We stood in a castle’s high tower that was open to the air, while dwarves sailed above us in ships that somehow flew, painting the sky with swathes of swirling light. That book world had no moon or stars; without the dwarves’ brushes, the darkness would be complete.
In the castle below, a centaur-king was having a party, and the whisper and rush of cymbals and strings drifted up to us.
“Magic is in everything,” said Mokosh matter-of-factly. She finished the painting she’d been working on with one last flourish of her brush—it was a view from the tower, dwarves and flying ships and all. I stood before an easel as well, but I wasn’t a painter, and had given up after only a few brushstrokes, alternating watching Mokosh and the sky instead. She glowered at her canvas. “My mother would hate this.”
“I think it’s beautiful.”
Mokosh waved my comment away. “Shall we go down and join the party?”
“I’m not much of a dancer,” I confessed, trying not to think about my father and Donia’s wedding, or the various village holidays I spent lurking in the background, because no one wanted to dance with a girl marked by the Devil.

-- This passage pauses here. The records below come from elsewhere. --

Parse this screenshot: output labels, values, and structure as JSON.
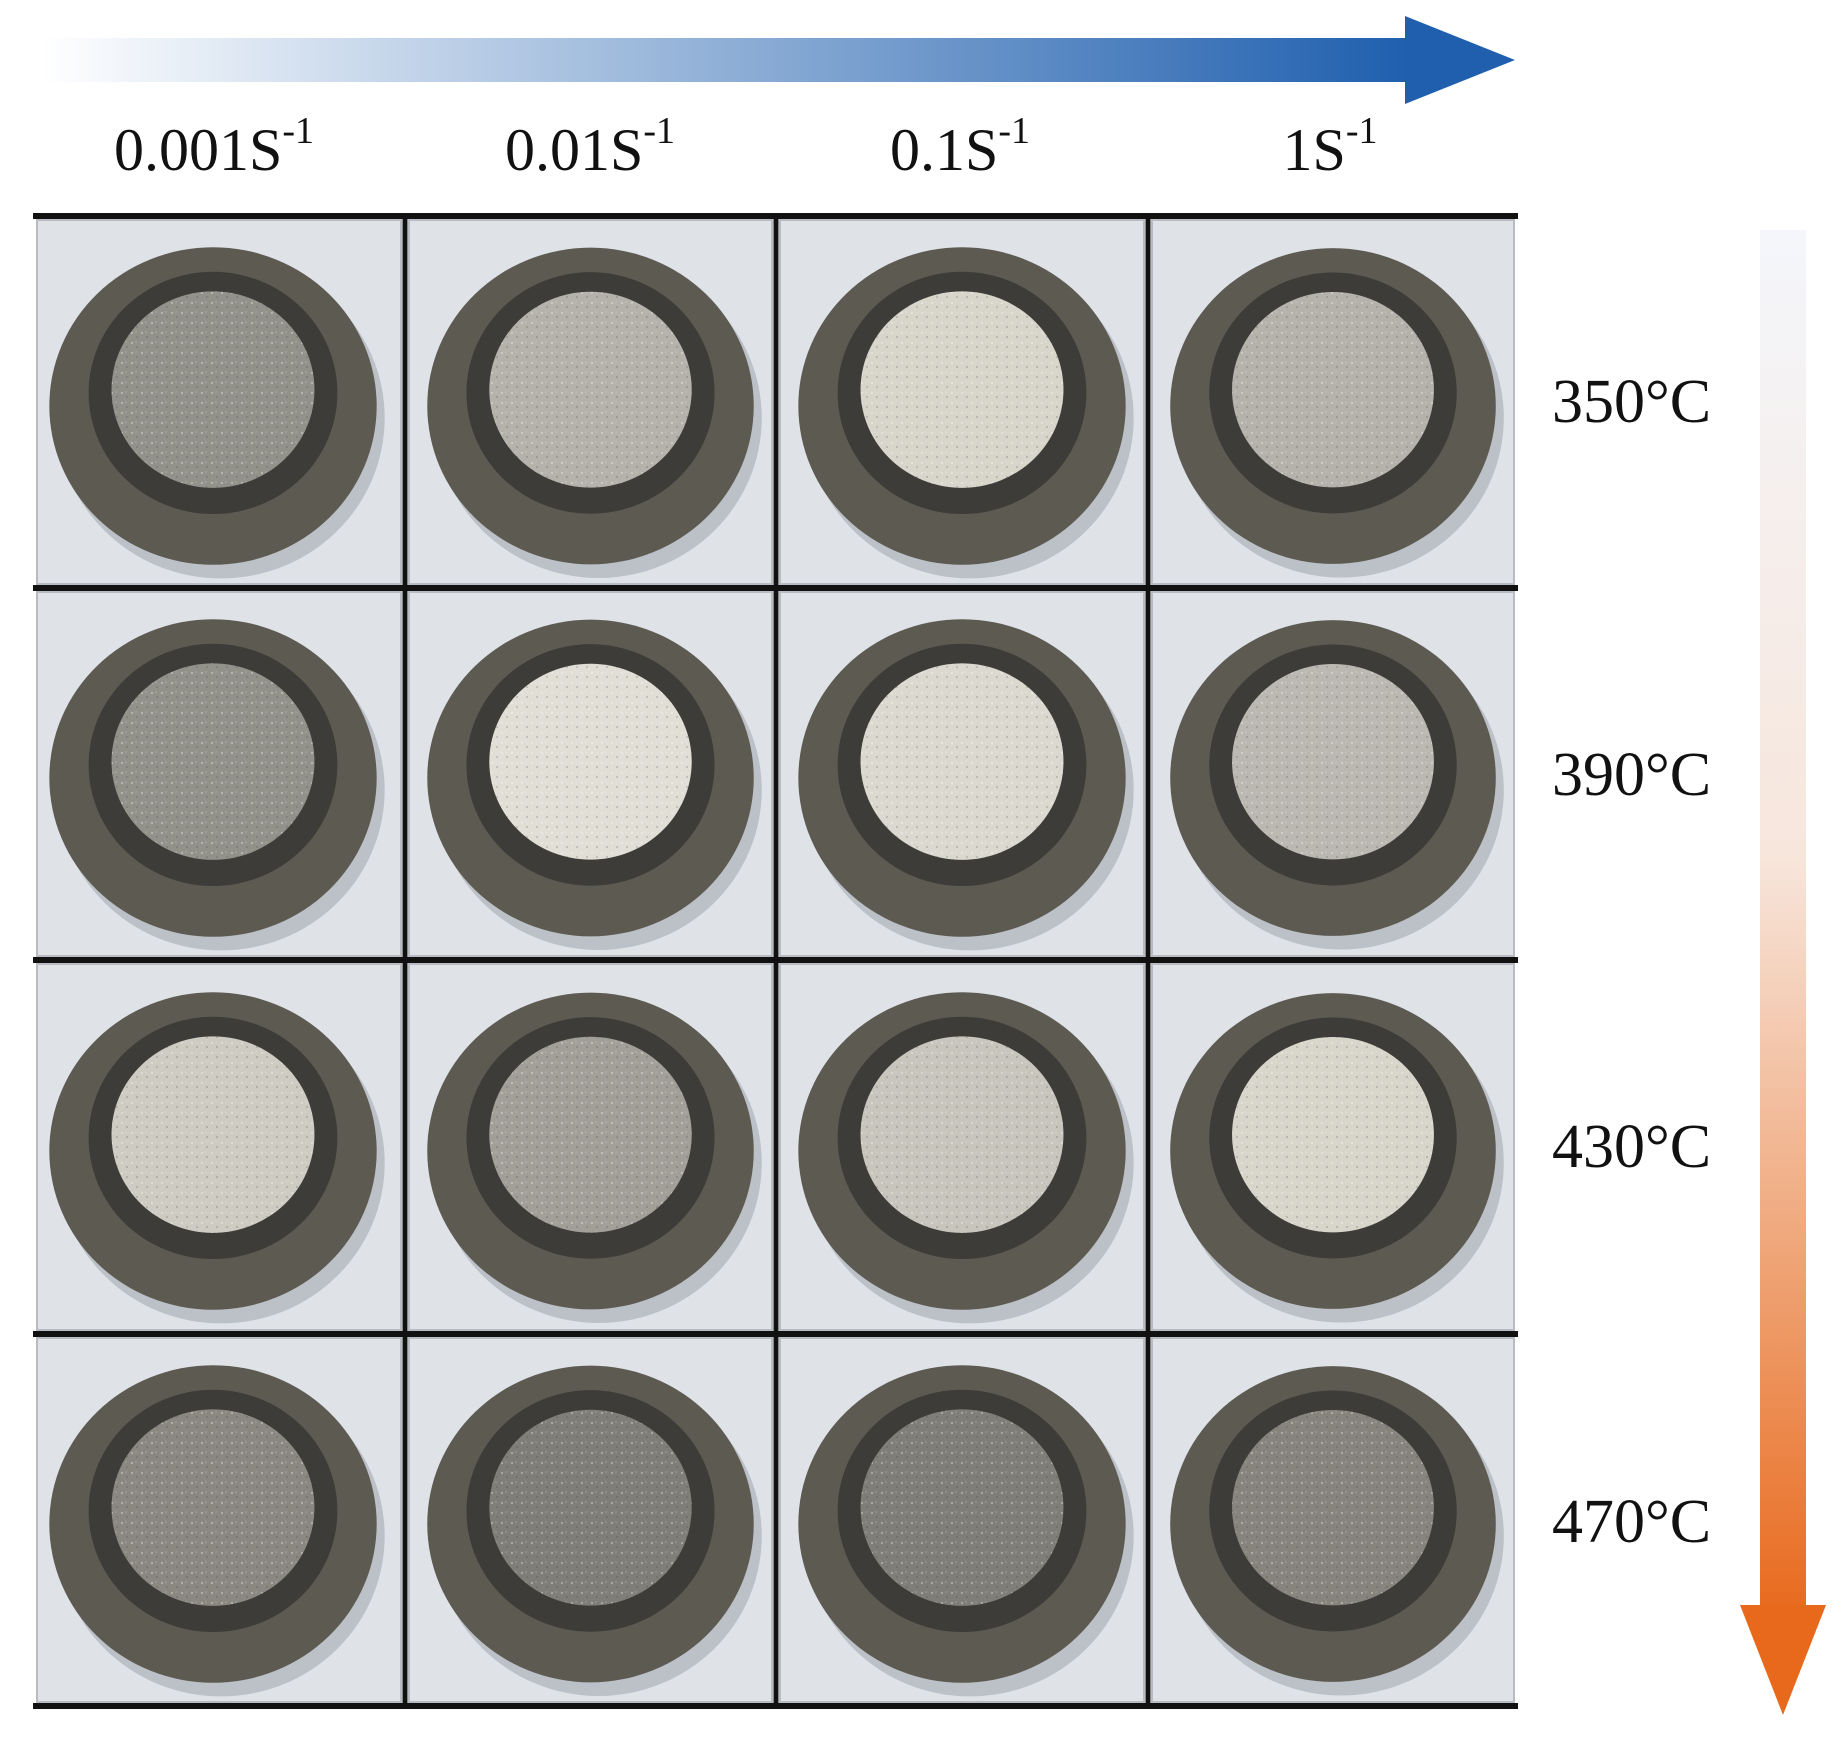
{
  "figure": {
    "horizontal_arrow": {
      "colors": [
        "#ffffff",
        "#1f5fae"
      ]
    },
    "vertical_arrow": {
      "colors": [
        "#f4f6fb",
        "#e8691c"
      ]
    },
    "strain_rates": [
      {
        "base": "0.001S",
        "exp": "-1"
      },
      {
        "base": "0.01S",
        "exp": "-1"
      },
      {
        "base": "0.1S",
        "exp": "-1"
      },
      {
        "base": "1S",
        "exp": "-1"
      }
    ],
    "temperatures": [
      "350°C",
      "390°C",
      "430°C",
      "470°C"
    ],
    "samples": [
      [
        "sample-photo",
        "sample-photo",
        "sample-photo",
        "sample-photo"
      ],
      [
        "sample-photo",
        "sample-photo",
        "sample-photo",
        "sample-photo"
      ],
      [
        "sample-photo",
        "sample-photo",
        "sample-photo",
        "sample-photo"
      ],
      [
        "sample-photo",
        "sample-photo",
        "sample-photo",
        "sample-photo"
      ]
    ],
    "sample_brightness": [
      [
        0.55,
        0.72,
        0.9,
        0.72
      ],
      [
        0.55,
        0.95,
        0.92,
        0.75
      ],
      [
        0.85,
        0.62,
        0.82,
        0.9
      ],
      [
        0.5,
        0.45,
        0.45,
        0.48
      ]
    ]
  }
}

“Oh, then I’ll teach you! It’s the easiest thing in the world. Here.” She grabbed my arms and moved me to the center of the tower, just as the white underbelly of a dwarf ship sailed overhead. It gleamed like it was made out of pearls. “All you have to do is listen to the music and move your feet, you see?”
She steered me around while I tripped over her spectacularly, until I began to learn, little by little, what to do.
“Step back,” she said. “To the side, then forward. That’s it! You’re not entirely hopeless, you see?”
I let the music sink into me, and after a while the movements became more natural. High up in the tower, it seemed like everything was dancing, the flying ships and the dwarves’ paintbrushes and Mokosh and I, all part of the same intricate pattern.
“Is there magic where you come from?” I asked Mokosh, when we’d grown tired of dancing and sank to the floor opposite each other. The stones beneath us hummed with music.
“Certainly there is. My mother couldn’t rule without it.”
“And the old magic,” I pressed. “The magic that governs the world—do you have that kind?”
Mokosh frowned. “My mother has the most magic of anyone. Of course she has the old magic, too.”
I shrugged, uncertain why that had offended her. In my mind I saw the bauble room, the spidery clock and the spinning crystals, the blood on the wolf’s white fur. I knew there were answers to be found there, but I was still too afraid to seek them out. “What about enchantments?”